C’est la première fois qu’il m’adresse ainsi la parole, depuis qu’il est revenu.

-Moi aussi… Ces semaines loin de toi… c’était trop dur.

-Combien de semaines ? J’étais parti combien de semaines ?

-Trois.

-Si longtemps ?

-Oui. Si longtemps.

-Mais j’ai lamentablement échoué. Je n’ai pas pu vous sauver Safi.

Je le sens trembler.

-Arrête mon amour, arrête ! Je suis tellement fière de toi !

-Putain ! Arrête de dire ça ! J’ai échoué, tu me comprends ? Dit-il en me secouant comme un prunier.

Je m’agrippe à lui pour éviter de tomber. Il a surement dû se rendre compte de son mouvement violent puisqu’il s’excuse en me prenant dans ses bras. Ses lèvres se posent doucement sur les miennes tandis qu’il me porte vers le lit. Il se place entre mes jambes en me regardant intensément.

-J’ai envie de toi ma reine.

-Moi aussi bébé.

 

KARIM

Je suis un miraculé. Depuis mon retour, je suis plongé dans un état léthargique. Autour de moi, ma famille tente de tout faire pour m’en sortir. Je vois bien leur effort mais j’ai besoin d’être seul avec moi-même, de réfléchir à tout ce qui se passe. Parce que mine de rien, rien n’est résolu, tout est devenu pire.

Cette nuit, après avoir passé la majeure partie de mon temps avec mes enfants dans la matinée, un déclic s’est fait dans ma tête. Je ne peux pas rester là à me morfondre. J’ai eu envie de reprendre ma vie où je l’avais laissé, de faire l’amour à ma petite reine, de me sentir en elle car d’elle je tire une grande partie de ma force.

Le matin, je descends prendre le petit déjeuner à la surprise de tout le monde. Je me sers copieusement en prétextant que je dois reprendre la forme. Ce qui n’est pas faux car tous mes vêtements ne me vont plus. Lorsque j’évoque le fait de chercher des solutions avec nos problèmes avec le cartel, tout le monde s’offusque à table. Mon père me regarde bizarrement et demande à me parler en aparté. Nous nous retirons dans le petit salon.

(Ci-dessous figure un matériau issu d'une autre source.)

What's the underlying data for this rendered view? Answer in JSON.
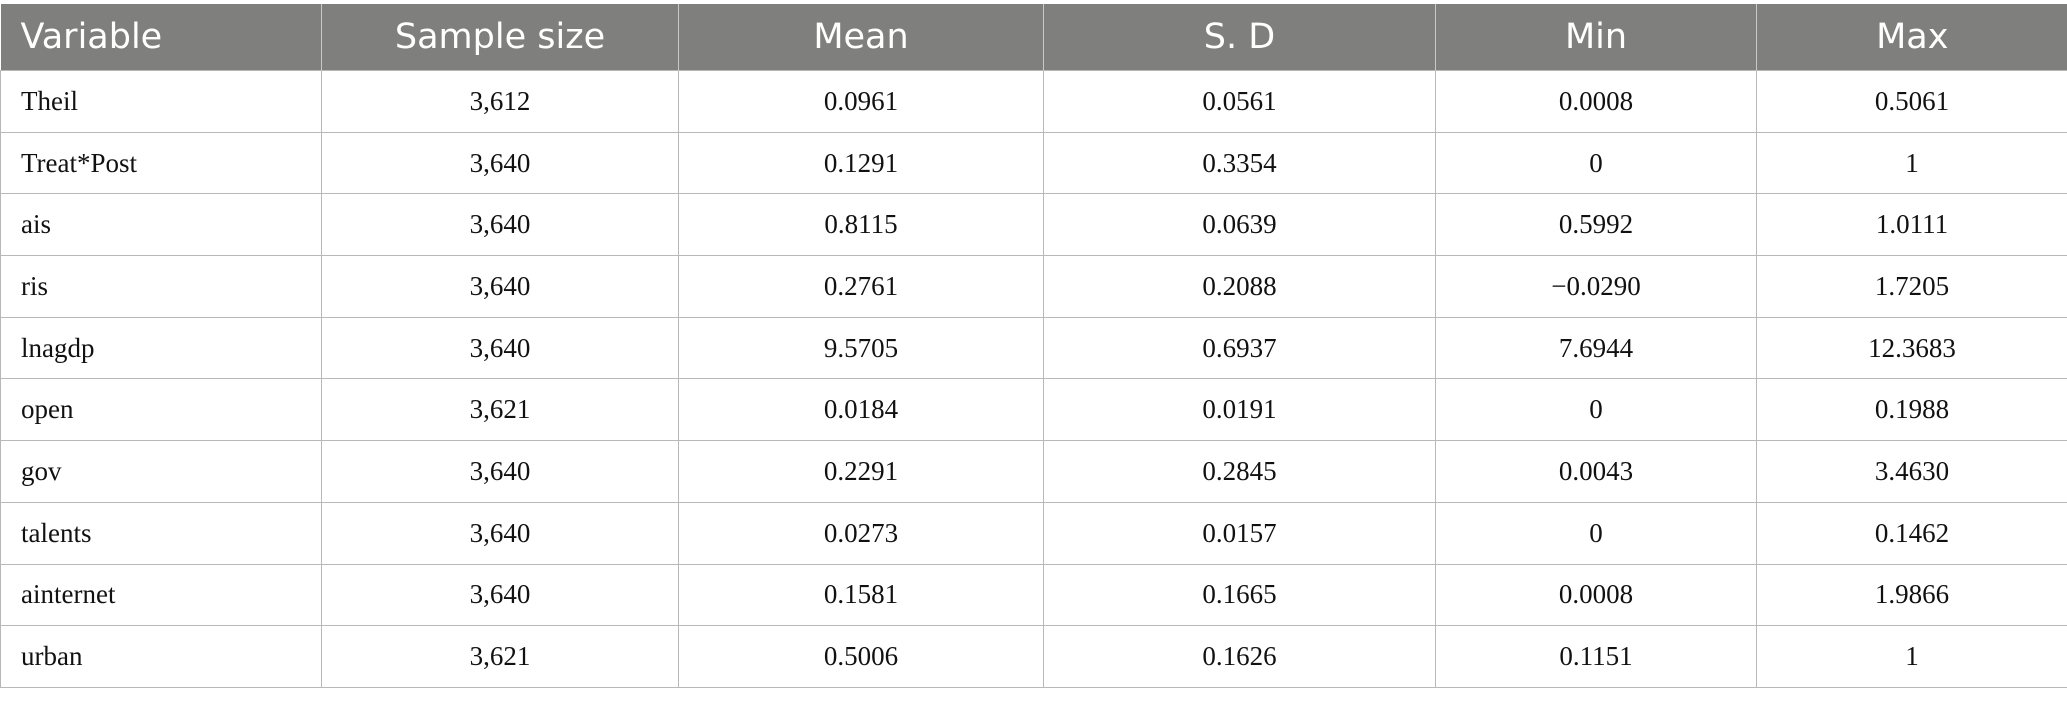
{
  "table": {
    "headers": [
      "Variable",
      "Sample size",
      "Mean",
      "S. D",
      "Min",
      "Max"
    ],
    "rows": [
      [
        "Theil",
        "3,612",
        "0.0961",
        "0.0561",
        "0.0008",
        "0.5061"
      ],
      [
        "Treat*Post",
        "3,640",
        "0.1291",
        "0.3354",
        "0",
        "1"
      ],
      [
        "ais",
        "3,640",
        "0.8115",
        "0.0639",
        "0.5992",
        "1.0111"
      ],
      [
        "ris",
        "3,640",
        "0.2761",
        "0.2088",
        "−0.0290",
        "1.7205"
      ],
      [
        "lnagdp",
        "3,640",
        "9.5705",
        "0.6937",
        "7.6944",
        "12.3683"
      ],
      [
        "open",
        "3,621",
        "0.0184",
        "0.0191",
        "0",
        "0.1988"
      ],
      [
        "gov",
        "3,640",
        "0.2291",
        "0.2845",
        "0.0043",
        "3.4630"
      ],
      [
        "talents",
        "3,640",
        "0.0273",
        "0.0157",
        "0",
        "0.1462"
      ],
      [
        "ainternet",
        "3,640",
        "0.1581",
        "0.1665",
        "0.0008",
        "1.9866"
      ],
      [
        "urban",
        "3,621",
        "0.5006",
        "0.1626",
        "0.1151",
        "1"
      ]
    ]
  }
}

-Alors, tu n’abandonnes pas hein ?

-Non, je ne le ferai pas tant que tout ne sera pas résolu.

-Tu sais que je t’aime fils. Il me fixe intensément.

-Papa, s’il te plait, on n’est pas là pour des effusions d’amour, n’est-ce pas ?

Il se lève de son siège.

-Contente toi de retirer la plainte contre son fils comme tu l’as dit, et tout ira bien… Du moins, je l’espère.

-Mais il m’a dit que… Attends papa…

Comment il sait que j’ai dit à « zeus » que je voulais retirer ma plainte ? Je n’ai raconté ce qui m’est arrivé à personne.

-Papa ? Comment tu sais ça ?

-Euh… Tu me l’as dit…

-Impossible. Je me lève à mon tour.

Il respire un bon coup.

-Retire ta plainte. Je me charge de le convaincre de te laisser vivre avec ta famille.

-Ecoute papa, tu m’envoies confus là ! Qu’est-ce que tu racontes ?... Papa ?

Il pose sa main sur son épaule.

-Tu es mon fils. « zeus » fera une exception pour toi. Je ne sais pas ce qui t’a pris d’aller te jeter dans la gueule du loup comme ça, sans rien me dire. Tu aurais dû me laisser intervenir pour toi.

-En tant que qui, tu devrais négocier avec ce mafieux ?

Son regard me dit ce que mon esprit refuse de croire.

Les cris des femmes de la maison se font entendre lorsque j’envoie mon père au sol à l’aide de mon coup de poing. Comment il a pu être méchant à ce point ?


Désolée pour la longue attente. Difficile de jongler avec les cours, les devoirs et l'écriture.  Et merci pour les "kifs" et commentaires. Bisous!